Adoro esse humor duvidoso de Desventuras em Série.
Então, é no meio do Furacão Hermano, em um barco roubado do Capitão Sham, que os Órfãos Baudelaire se jogam no Lago Lacrimoso para uma das “aventuras” mais perigosas de suas vidas – para encontrar a amedrontada Tia Josephine na Gruta do P. E é um lindo trabalho em equipe. Foi Klaus quem decifrou a mensagem. Foi Violet quem manejou o barco a vela. Foi Sunny quem roubou as chaves. Três jovens brilhantes e astutos. Tia Josephine, por outro lado, é uma personagem triste, decepcionante. Você espera que ela possa ser uma boa tutora (ou não, em se tratando dos Baudelaire), mas ela é a representação caricaturada de uma personalidade ridícula e vergonhosa. Revoltante. De alguém que está mais preocupada com a gramática do que com qualquer outra coisa, fazendo discursos inapropriados nos piores momentos possíveis; alguém que está tão absurdamente prisioneira de seus próprios medos que deixou totalmente de viver e quase de se importar com os outros.
Assustadoramente entregue.

“Tinha um medo tão grande de tudo, que era impossível para ela gostar de qualquer coisa”

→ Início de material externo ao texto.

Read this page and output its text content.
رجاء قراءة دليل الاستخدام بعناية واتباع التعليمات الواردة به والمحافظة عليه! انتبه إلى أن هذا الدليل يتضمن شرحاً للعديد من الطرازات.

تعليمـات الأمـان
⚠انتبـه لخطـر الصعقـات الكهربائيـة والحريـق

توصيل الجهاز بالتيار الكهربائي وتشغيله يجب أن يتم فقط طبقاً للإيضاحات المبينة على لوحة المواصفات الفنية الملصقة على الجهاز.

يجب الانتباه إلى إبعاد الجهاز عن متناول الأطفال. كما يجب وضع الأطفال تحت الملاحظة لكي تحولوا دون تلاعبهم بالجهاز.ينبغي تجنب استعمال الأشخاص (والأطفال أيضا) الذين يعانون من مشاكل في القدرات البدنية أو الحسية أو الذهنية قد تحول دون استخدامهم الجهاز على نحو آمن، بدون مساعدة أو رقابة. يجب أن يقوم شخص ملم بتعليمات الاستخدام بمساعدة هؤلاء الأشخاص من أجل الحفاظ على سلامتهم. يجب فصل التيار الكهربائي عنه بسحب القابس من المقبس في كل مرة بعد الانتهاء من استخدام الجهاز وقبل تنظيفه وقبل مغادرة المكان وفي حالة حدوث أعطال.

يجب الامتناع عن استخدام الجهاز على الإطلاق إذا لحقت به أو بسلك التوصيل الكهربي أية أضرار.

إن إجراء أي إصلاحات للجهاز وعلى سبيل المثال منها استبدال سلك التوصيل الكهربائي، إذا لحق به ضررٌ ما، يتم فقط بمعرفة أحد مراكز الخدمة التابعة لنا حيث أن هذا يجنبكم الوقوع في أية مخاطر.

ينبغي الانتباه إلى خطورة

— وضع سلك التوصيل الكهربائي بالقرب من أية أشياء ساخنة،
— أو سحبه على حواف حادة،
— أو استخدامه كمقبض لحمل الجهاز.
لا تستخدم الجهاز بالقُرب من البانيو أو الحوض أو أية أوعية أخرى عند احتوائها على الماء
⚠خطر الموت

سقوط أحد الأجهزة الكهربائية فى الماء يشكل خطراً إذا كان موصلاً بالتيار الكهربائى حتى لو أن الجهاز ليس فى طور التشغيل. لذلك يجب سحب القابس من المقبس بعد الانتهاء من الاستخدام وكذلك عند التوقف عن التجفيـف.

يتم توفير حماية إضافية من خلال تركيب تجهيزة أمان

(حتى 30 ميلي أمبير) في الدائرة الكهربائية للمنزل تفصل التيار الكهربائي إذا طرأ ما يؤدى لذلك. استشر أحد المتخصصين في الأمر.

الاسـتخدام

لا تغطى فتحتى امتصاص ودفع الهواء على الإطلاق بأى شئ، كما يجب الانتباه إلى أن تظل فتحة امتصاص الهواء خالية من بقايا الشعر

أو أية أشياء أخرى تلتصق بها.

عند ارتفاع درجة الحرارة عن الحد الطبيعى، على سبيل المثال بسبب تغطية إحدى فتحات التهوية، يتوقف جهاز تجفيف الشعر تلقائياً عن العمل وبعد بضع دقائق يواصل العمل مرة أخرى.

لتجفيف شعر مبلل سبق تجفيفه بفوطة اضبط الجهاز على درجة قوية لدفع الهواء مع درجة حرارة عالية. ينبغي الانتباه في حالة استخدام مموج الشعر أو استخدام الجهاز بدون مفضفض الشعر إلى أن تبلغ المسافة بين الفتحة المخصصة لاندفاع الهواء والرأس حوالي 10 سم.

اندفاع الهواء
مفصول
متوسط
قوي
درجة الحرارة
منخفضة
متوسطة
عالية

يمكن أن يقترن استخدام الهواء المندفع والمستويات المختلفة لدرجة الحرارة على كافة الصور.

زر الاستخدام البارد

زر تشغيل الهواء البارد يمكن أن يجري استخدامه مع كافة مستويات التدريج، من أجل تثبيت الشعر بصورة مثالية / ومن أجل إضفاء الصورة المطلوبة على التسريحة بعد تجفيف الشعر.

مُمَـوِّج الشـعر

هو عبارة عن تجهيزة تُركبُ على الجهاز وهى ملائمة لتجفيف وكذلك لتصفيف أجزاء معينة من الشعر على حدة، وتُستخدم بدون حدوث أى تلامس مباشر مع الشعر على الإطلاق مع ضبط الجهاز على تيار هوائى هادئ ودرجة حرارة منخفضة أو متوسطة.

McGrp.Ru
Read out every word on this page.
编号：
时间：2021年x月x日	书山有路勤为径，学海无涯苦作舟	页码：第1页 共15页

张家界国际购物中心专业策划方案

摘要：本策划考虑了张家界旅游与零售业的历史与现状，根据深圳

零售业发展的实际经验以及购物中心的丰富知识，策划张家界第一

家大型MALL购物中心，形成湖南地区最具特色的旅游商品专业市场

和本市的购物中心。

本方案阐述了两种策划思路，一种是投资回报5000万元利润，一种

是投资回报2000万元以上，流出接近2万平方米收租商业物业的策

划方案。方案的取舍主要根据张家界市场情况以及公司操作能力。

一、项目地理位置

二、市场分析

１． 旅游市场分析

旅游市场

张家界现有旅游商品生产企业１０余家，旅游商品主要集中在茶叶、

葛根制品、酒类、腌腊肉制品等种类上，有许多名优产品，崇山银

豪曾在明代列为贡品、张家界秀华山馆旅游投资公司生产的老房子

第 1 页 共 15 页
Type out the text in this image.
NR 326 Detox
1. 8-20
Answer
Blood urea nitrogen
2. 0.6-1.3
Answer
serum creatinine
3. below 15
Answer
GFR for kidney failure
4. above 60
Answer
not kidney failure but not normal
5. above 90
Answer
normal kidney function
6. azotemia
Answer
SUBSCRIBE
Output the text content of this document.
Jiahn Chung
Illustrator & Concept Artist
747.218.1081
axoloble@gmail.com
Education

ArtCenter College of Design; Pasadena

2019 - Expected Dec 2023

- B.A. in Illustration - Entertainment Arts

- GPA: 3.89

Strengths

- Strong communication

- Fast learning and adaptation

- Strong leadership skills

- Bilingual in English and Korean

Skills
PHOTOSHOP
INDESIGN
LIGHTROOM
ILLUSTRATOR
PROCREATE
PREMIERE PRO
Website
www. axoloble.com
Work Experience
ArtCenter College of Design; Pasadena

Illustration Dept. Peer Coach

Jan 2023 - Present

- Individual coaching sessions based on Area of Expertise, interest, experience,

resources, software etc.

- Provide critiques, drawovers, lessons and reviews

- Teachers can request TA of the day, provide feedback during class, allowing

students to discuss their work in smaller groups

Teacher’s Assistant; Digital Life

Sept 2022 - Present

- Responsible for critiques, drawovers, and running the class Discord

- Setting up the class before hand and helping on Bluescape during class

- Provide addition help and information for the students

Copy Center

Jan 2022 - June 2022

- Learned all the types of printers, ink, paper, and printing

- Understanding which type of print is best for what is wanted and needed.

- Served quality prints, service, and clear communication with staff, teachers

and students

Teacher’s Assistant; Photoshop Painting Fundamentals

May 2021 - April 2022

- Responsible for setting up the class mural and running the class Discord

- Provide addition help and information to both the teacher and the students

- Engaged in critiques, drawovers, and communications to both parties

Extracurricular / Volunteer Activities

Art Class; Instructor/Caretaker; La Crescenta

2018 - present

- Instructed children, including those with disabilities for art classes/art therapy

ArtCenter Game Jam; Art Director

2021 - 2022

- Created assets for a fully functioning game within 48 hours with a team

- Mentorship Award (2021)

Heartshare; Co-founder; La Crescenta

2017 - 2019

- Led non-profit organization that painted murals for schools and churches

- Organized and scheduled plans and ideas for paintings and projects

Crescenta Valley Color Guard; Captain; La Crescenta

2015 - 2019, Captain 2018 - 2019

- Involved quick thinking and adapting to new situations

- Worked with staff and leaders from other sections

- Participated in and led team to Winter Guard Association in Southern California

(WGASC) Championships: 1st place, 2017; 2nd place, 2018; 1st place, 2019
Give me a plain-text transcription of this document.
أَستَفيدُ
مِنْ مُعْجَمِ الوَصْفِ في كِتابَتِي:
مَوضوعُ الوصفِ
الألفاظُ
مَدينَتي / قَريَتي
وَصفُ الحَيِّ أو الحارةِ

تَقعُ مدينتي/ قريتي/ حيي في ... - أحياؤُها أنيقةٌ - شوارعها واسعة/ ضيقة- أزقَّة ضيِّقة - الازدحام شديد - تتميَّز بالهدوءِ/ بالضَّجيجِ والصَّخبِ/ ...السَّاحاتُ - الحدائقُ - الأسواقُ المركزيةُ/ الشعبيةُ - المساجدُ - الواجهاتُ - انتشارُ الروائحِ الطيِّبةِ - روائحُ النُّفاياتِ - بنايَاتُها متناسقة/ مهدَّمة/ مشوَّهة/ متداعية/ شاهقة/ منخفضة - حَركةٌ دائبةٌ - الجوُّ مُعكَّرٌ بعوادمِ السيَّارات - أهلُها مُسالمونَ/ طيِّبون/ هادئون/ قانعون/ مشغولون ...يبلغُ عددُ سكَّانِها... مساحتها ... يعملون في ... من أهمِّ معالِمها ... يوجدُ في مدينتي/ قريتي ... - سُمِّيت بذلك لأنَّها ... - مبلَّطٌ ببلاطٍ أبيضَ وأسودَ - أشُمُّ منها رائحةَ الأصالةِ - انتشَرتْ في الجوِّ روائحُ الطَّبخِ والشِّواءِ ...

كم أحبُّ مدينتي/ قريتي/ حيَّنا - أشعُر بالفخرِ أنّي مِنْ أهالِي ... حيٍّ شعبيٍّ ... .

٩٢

Assim, Josephine Anwhistle tem um dos finais mais tristes e traumatizantes de todos os finais tristes e traumatizantes de tutores dos Órfãos Baudelaire. Lemony Snicket coloca, em todos os seus livros, no mínimo uma morte significativa. Quem não conhece Desventuras em Série tão bem, talvez, se aventure a pensar que, embora Tia Josephine esteja morrendo de medo naquele barco, ela vai se salvar. Mas por causa de uma banana que ela comeu pouco antes de ser resgatada, as sanguessugas famintas atacam perigosamente o barco a vela das crianças, e é DESESPERADOR. E mesmo a genialidade de uma invenção pensada às pressas por Violet não é o suficiente para salvá-los, porque quem vê o pedido de socorro improvisado é o próprio Capitão Sham… e o que ele faz, além de “resgatar as crianças”? Ele joga a Tia Josephine no Lago Lacrimoso para que seja devorada pelas sanguessugas que a perseguiram, e é uma cena bastante forte. Foi diferente com o Tio Monty, porque os irmãos não viram acontecer. Com Tia Josephine foi TERRÍVEL.
Indícios da morte só seriam encontrados quando as crianças estivessem no internato.
É uma história realmente muito triste, talvez a mais triste da história dos Baudelaire – porque não houve um único momento de felicidade, e o assassinato foi cruel. Ao menos Sunny, mordendo a perna de pau falsa do “Capitão Sham”, revela a identidade do Conde Olaf e impede que o Sr. Poe os deixe com ele. Ainda assim… o que isso tudo significou? O autor se pergunta sobre a “moral da história” nas últimas páginas do livro:

“A moral de ‘Os três ursinhos’, por exemplo, é: ‘Jamais forcem a entrada da casa de outra pessoa’. A moral de ‘Branca de Neve’ é: ‘Jamais comam maçãs’. A moral da Primeira Guerra Mundial é: ‘Jamais assassinem o arquiduque Ferdinando’. Mas Violet, Klaus e Sunny, sentados no cais e olhando o sol se erguer sobre o Lago Lacrimoso, refletiram um bom tempo em qual seria exatamente a moral do período que passaram com tia Josephine”.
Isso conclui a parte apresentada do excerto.